The Dolphin Show will put on “Hello, Dolly!” next year for its 77th annual show. While the news was unofficially announced in early May via the student theater listserv, the group recently finalized its contracts and received the rights to perform “Hello, Dolly!,” which will open January 25.
Communication senior and co-producer Casey Watson said the musical centers on Dolly Levi, a jack-of-all-trades whose true passion is matchmaking. In the show, Levi helps half-a-millionaire Horace Vandergelder find love, but actually wants him for herself, Watson said.

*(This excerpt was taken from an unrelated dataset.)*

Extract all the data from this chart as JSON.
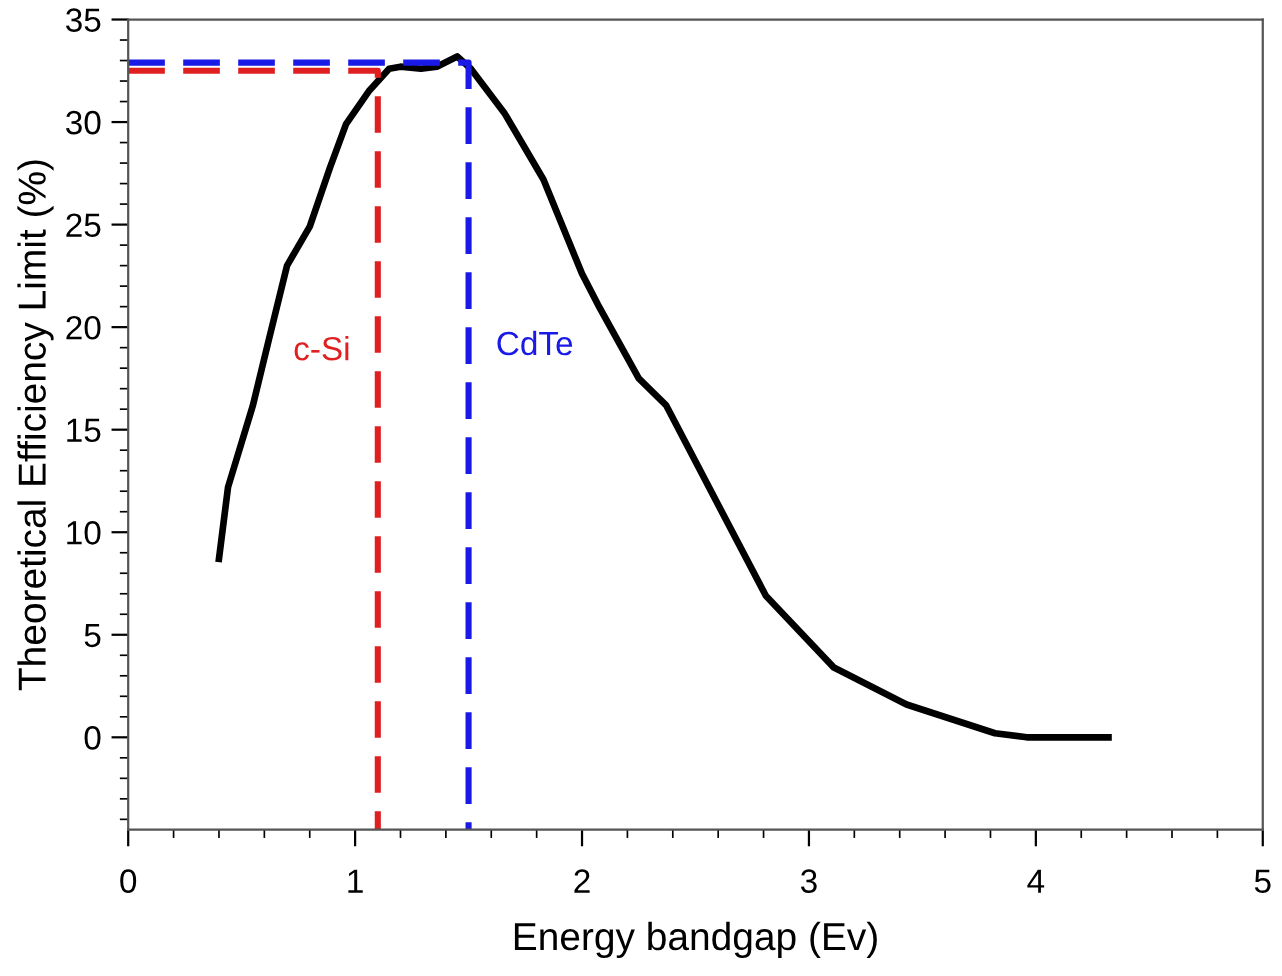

The Dolphin Show’s production of “Hello, Dolly!” comes to NU shortly after Broadway in Chicago’s revival of the same show ends. However, Watson said The Dolphin Show’s version will be different because Perry isn’t afraid to make the show her own. For example, she said Perry isn’t necessarily attached to the use of red that is a staple of many “Hello, Dolly!” productions, citing a moment in the show where, in many productions, Dolly comes onstage in a red dress.
“Isabel’s direction is that she isn’t necessarily attached to things,” Watson said. “We can create our own iconic versions for campus.”
Communication senior Andrew Harlan said the producers are also trying to differentiate themselves from other productions of “Hello, Dolly!” through the show’s social media presence. Harlan, a co-producer and the general manager of the show, said he hopes Dolly’s character will be recognized at Northwestern as a kind of “on-campus celebrity” through various promotional videos on social media.
Harlan also said this version of the show will jump generational gaps. He pointed out that many parents and grandparents of NU students have already fallen in love with Dolly in older productions, and said he’s excited to make the messages of the musical resonate with students.
“We really want to make the messages of “Hello, Dolly!” — of being happy with what you have and giving back — relevant for students at Northwestern,” Harlan said. “I think those are things we’re really excited to dig into and make speak to Northwestern students.”
Perry said she wanted to focus on these same themes in her directing. She recalled one of her favorite lines in the musical, when a character named Cornelius says he doesn’t care that he has lost everything, because he “once had a wonderful day.”
She said she hopes this message of “Hello, Dolly!” speaks to the NU community, where many students often feel pressure to succeed.
“We feel like all these expectations are on us in college, and that we have to have the perfect job and the perfect life,” Perry said. “There are these things that are deemed important, but it’s important to recognize that life’s not about that. It’s about love and it’s about community, and it’s about family.”